Images of the “Dear Leaders” were on many buildings but none of the fountains in the squares were spouting water.
The town seemed staged for our arrival. The shelves in the shop windows were fully stocked. Not a single iconic anti-United States political poster was in sight.
“I don’t know what happened to them,” a desk officer, who would not give me his name, said. “We’re doing negotiations, the government is focused on that, so the posters reflect that.”
Are they no longer anti-American?
“The pain is so deep. It can’t be fixed in a day,” he said. “But we’ve been working on it.”
Women and men walked in clusters based on their civilian uniforms; younger women in white blouses and pencil skirts, middle-aged women under bedazzled umbrellas.
Back at the guesthouse, we waited for word on a meeting with Kim Jong Un.
With no schedule or status update, I dozed off. Then came a bang on the door.
“Hurry up, we’re leaving, quick, grab your stuff,” a fellow reporter yelled.

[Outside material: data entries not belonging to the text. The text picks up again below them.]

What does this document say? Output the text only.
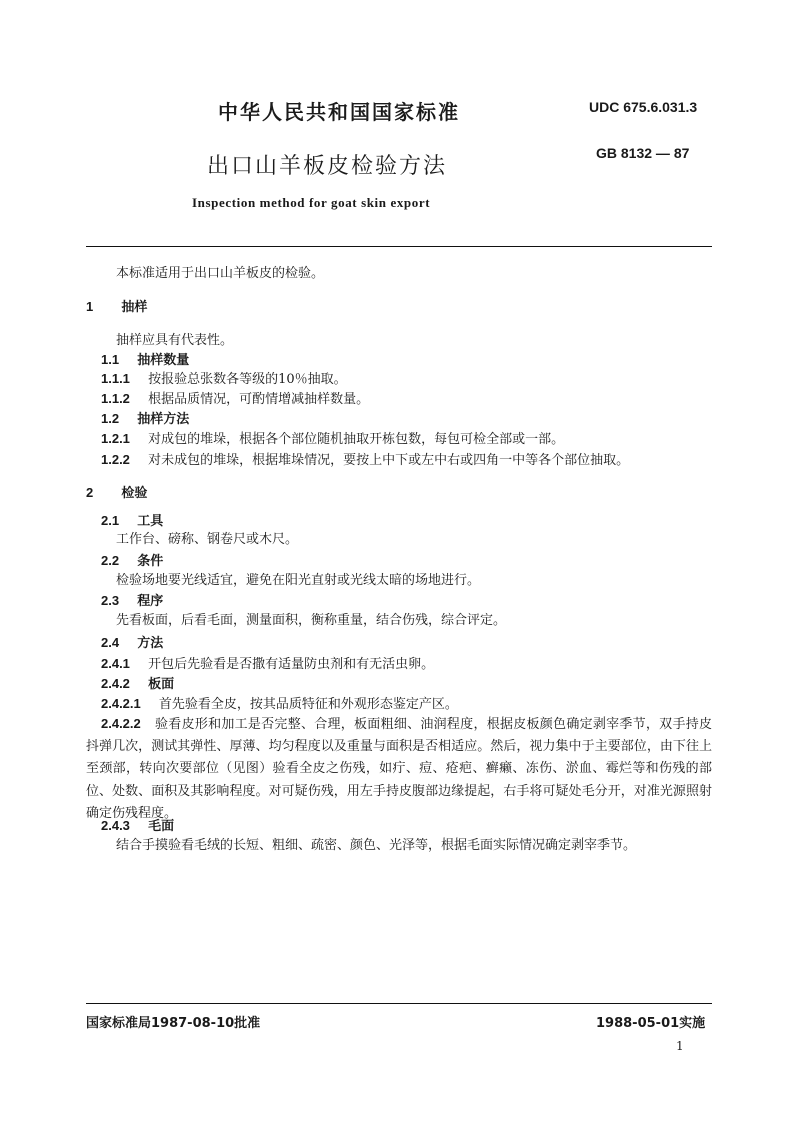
中华人民共和国国家标准	UDC 675.6.031.3
出口山羊板皮检验方法
GB 8132 — 87
Inspection method for goat skin export
本标准适用于出口山羊板皮的检验。
1 抽样
抽样应具有代表性。
1.1 抽样数量
1.1.1 按报验总张数各等级的10％抽取。
1.1.2 根据品质情况，可酌情增减抽样数量。
1.2 抽样方法
1.2.1 对成包的堆垛，根据各个部位随机抽取开栋包数，每包可检全部或一部。
1.2.2 对未成包的堆垛，根据堆垛情况，要按上中下或左中右或四角一中等各个部位抽取。
2 检验
2.1 工具
工作台、磅称、钢卷尺或木尺。
2.2 条件
检验场地要光线适宜，避免在阳光直射或光线太暗的场地进行。
2.3 程序
先看板面，后看毛面，测量面积，衡称重量，结合伤残，综合评定。
2.4 方法
2.4.1 开包后先验看是否撒有适量防虫剂和有无活虫卵。
2.4.2 板面
2.4.2.1 首先验看全皮，按其品质特征和外观形态鉴定产区。
2.4.2.2 验看皮形和加工是否完整、合理，板面粗细、油润程度，根据皮板颜色确定剥宰季节，双手持皮抖弹几次，测试其弹性、厚薄、均匀程度以及重量与面积是否相适应。然后，视力集中于主要部位，由下往上至颈部，转向次要部位（见图）验看全皮之伤残，如疔、痘、疮疤、癣癞、冻伤、淤血、霉烂等和伤残的部位、处数、面积及其影响程度。对可疑伤残，用左手持皮腹部边缘提起，右手将可疑处毛分开，对准光源照射确定伤残程度。
2.4.3 毛面
结合手摸验看毛绒的长短、粗细、疏密、颜色、光泽等，根据毛面实际情况确定剥宰季节。
国家标准局1987-08-10批准	1988-05-01实施
1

Disoriented, I scrambled, still unsure if we were leaving for good or to see Kim Jong Un.
Instead, we were on our way to the airport.
Pompeo boarded the plane claiming that progress was made, and the North Koreans negotiated in “good faith.” But hours later when we landed in Tokyo, the Democratic People's Republic of Korea (DPRK) foreign ministry called the talks “deeply regrettable” and “gangster-like.”
Perhaps, to the North Koreans, a one-day historic summit complete with the promises of security and wealth can’t cure their deep suspicions.
Before the breakdown, Nauert, the State Department spokesperson, asked one of her counterparts from the DPRK in earnest, if the best way to contact him was through email.
“The New York channel,” he deadpanned, referring to North Korea's ambassador to the United Nations.